I mention all this because while the finding of a difference in self-reported sleep quality between groups doesn’t strike me as being especially important (sleep was assessed in a valid but quite rudimentary way), the researchers clearly felt it was important, for they then included changes in sleep quality scores as covariates in their statistical analyses.
When analyzing data, it’s preferable to stick precisely to the analysis plan you come up with in advance of the study. Otherwise, you increase the risk of generating false-positive results by dredging through your data. This study was already at high risk of false-positives, for it tested a small number of participants for a large number of outcomes.
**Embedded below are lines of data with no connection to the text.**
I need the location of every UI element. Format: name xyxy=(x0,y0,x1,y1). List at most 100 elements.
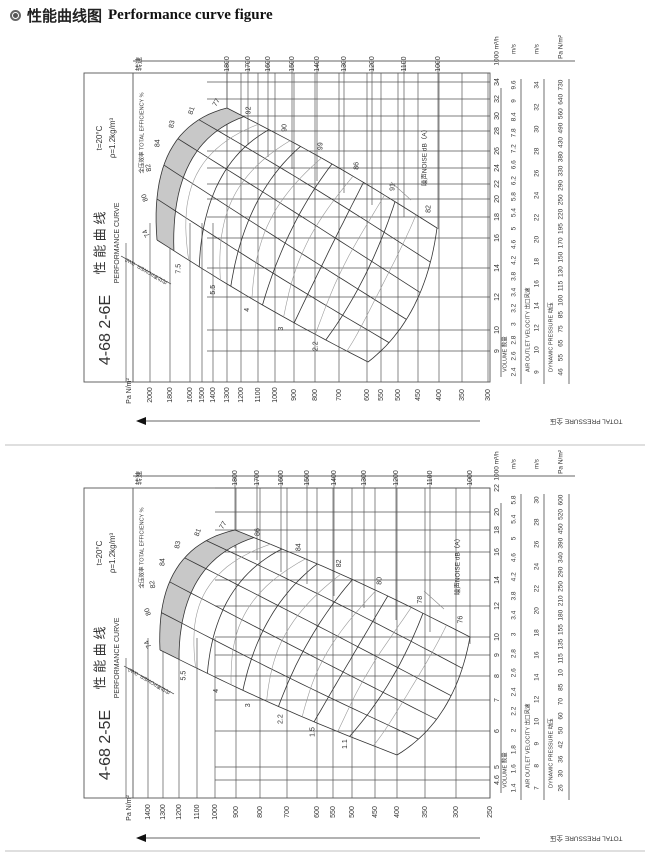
dynamic-pressure-tick-label: 560 xyxy=(558,108,565,119)
volume-tick-label: 16 xyxy=(494,548,501,556)
velocity-tick-label: 2.8 xyxy=(511,649,518,658)
outlet-velocity-tick-label: 28 xyxy=(534,147,541,155)
speed-tick-label: 1800 xyxy=(224,56,231,72)
pressure-unit-label: Pa N/m² xyxy=(126,794,133,820)
noise-curve xyxy=(230,558,306,685)
speed-label: 转速 xyxy=(134,57,143,71)
pressure-tick-label: 1500 xyxy=(199,387,206,403)
velocity-tick-label: 4.2 xyxy=(511,255,518,264)
efficiency-value-label: 74 xyxy=(143,639,153,649)
volume-label: VOLUME 数量 xyxy=(500,752,508,788)
efficiency-curve xyxy=(396,636,471,756)
velocity-unit-label: m/s xyxy=(512,44,518,54)
outlet-velocity-tick-label: 22 xyxy=(534,213,541,221)
noise-value-label: 76 xyxy=(457,616,464,624)
speed-tick-label: 1300 xyxy=(361,470,368,486)
outlet-velocity-tick-label: 16 xyxy=(534,280,541,288)
dynamic-pressure-tick-label: 210 xyxy=(558,595,565,606)
pressure-tick-label: 1400 xyxy=(210,387,217,403)
velocity-tick-label: 2.8 xyxy=(511,335,518,344)
noise-curve xyxy=(266,573,341,702)
speed-tick-label: 1100 xyxy=(427,470,434,485)
dynamic-pressure-tick-label: 340 xyxy=(558,552,565,563)
bullseye-icon xyxy=(10,9,21,21)
velocity-tick-label: 2.6 xyxy=(511,351,518,360)
power-value-label: 1.5 xyxy=(310,727,317,737)
volume-tick-label: 24 xyxy=(494,164,501,172)
noise-value-label: 82 xyxy=(425,205,432,213)
velocity-tick-label: 3.2 xyxy=(511,303,518,312)
noise-curve xyxy=(337,607,412,732)
volume-tick-label: 18 xyxy=(494,526,501,534)
efficiency-value-label: 83 xyxy=(174,540,182,549)
noise-curve xyxy=(283,176,354,318)
outlet-velocity-unit-label: m/s xyxy=(535,459,541,469)
pressure-tick-label: 800 xyxy=(257,806,264,818)
pressure-tick-label: 1000 xyxy=(212,804,219,820)
pressure-tick-label: 550 xyxy=(330,806,337,818)
velocity-tick-label: 5.4 xyxy=(511,208,518,217)
volume-tick-label: 22 xyxy=(494,484,501,492)
noise-curve xyxy=(219,140,291,280)
pressure-tick-label: 1100 xyxy=(255,387,262,402)
efficiency-axis-label: 全压效率 TOTAL EFFICIENCY % xyxy=(137,92,145,173)
outlet-velocity-tick-label: 9 xyxy=(534,742,541,746)
pressure-tick-label: 1000 xyxy=(272,387,279,403)
velocity-tick-label: 6.6 xyxy=(511,160,518,169)
outlet-velocity-tick-label: 34 xyxy=(534,81,541,89)
arrow-left-icon xyxy=(136,834,146,842)
velocity-tick-label: 5.8 xyxy=(511,495,518,504)
high-efficiency-zone xyxy=(156,108,244,251)
power-arrow-icon xyxy=(120,255,172,285)
velocity-tick-label: 6.2 xyxy=(511,176,518,185)
efficiency-value-label: 77 xyxy=(212,98,222,108)
volume-tick-label: 7 xyxy=(494,698,501,702)
noise-value-label: 86 xyxy=(353,162,360,170)
volume-tick-label: 4.6 xyxy=(494,775,501,785)
velocity-tick-label: 4.6 xyxy=(511,240,518,249)
speed-tick-label: 1700 xyxy=(254,470,261,486)
page-header: 性能曲线图 Performance curve figure xyxy=(10,4,273,26)
velocity-tick-label: 5.4 xyxy=(511,514,518,523)
pressure-tick-label: 500 xyxy=(395,389,402,401)
header-title-en: Performance curve figure xyxy=(108,6,273,23)
noise-curve xyxy=(185,123,259,261)
dynamic-pressure-tick-label: 380 xyxy=(558,151,565,162)
pressure-tick-label: 1400 xyxy=(145,804,152,820)
chart-title-en: PERFORMANCE CURVE xyxy=(114,617,121,698)
speed-tick-label: 1500 xyxy=(304,470,311,486)
velocity-tick-label: 8.4 xyxy=(511,112,518,121)
dynamic-pressure-tick-label: 290 xyxy=(558,566,565,577)
pressure-tick-label: 700 xyxy=(284,806,291,818)
efficiency-curve xyxy=(178,537,254,660)
efficiency-value-label: 81 xyxy=(194,528,203,538)
outlet-velocity-unit-label: m/s xyxy=(535,44,541,54)
volume-tick-label: 12 xyxy=(494,293,501,301)
power-value-label: 4 xyxy=(244,308,251,312)
velocity-tick-label: 4.2 xyxy=(511,572,518,581)
efficiency-value-label: 80 xyxy=(144,607,153,617)
pressure-tick-label: 900 xyxy=(233,806,240,818)
outlet-velocity-tick-label: 32 xyxy=(534,103,541,111)
speed-tick-label: 1200 xyxy=(369,56,376,72)
noise-curve xyxy=(251,157,322,299)
speed-tick-label: 1500 xyxy=(289,56,296,72)
dynamic-pressure-tick-label: 70 xyxy=(558,698,565,706)
volume-tick-label: 16 xyxy=(494,234,501,242)
dynamic-pressure-unit-label: Pa N/m² xyxy=(558,34,565,59)
dynamic-pressure-tick-label: 220 xyxy=(558,208,565,219)
pressure-tick-label: 300 xyxy=(485,389,492,401)
volume-tick-label: 14 xyxy=(494,264,501,272)
efficiency-curve xyxy=(159,529,236,651)
efficiency-value-label: 77 xyxy=(219,520,229,530)
dynamic-pressure-tick-label: 115 xyxy=(558,653,565,664)
volume-tick-label: 18 xyxy=(494,213,501,221)
dynamic-pressure-tick-label: 85 xyxy=(558,683,565,691)
power-value-label: 4 xyxy=(213,689,220,693)
dynamic-pressure-tick-label: 46 xyxy=(558,368,565,376)
dynamic-pressure-tick-label: 115 xyxy=(558,280,565,291)
outlet-velocity-tick-label: 20 xyxy=(534,607,541,615)
noise-value-label: 91 xyxy=(389,183,396,191)
dynamic-pressure-tick-label: 150 xyxy=(558,251,565,262)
Case in point: The scientists did an additional exploratory analysis in which they tried to determine whether the positive effect of meditation on emotion regulation in the social stress test predicted the effects of meditation on mood and/or cognition. This of course involved yet more testing, and by this point in reading the manuscript I was left scratching my head a little. I don’t mean to suggest any foul play, but I’d be uncomfortable if I didn’t mention these considerations.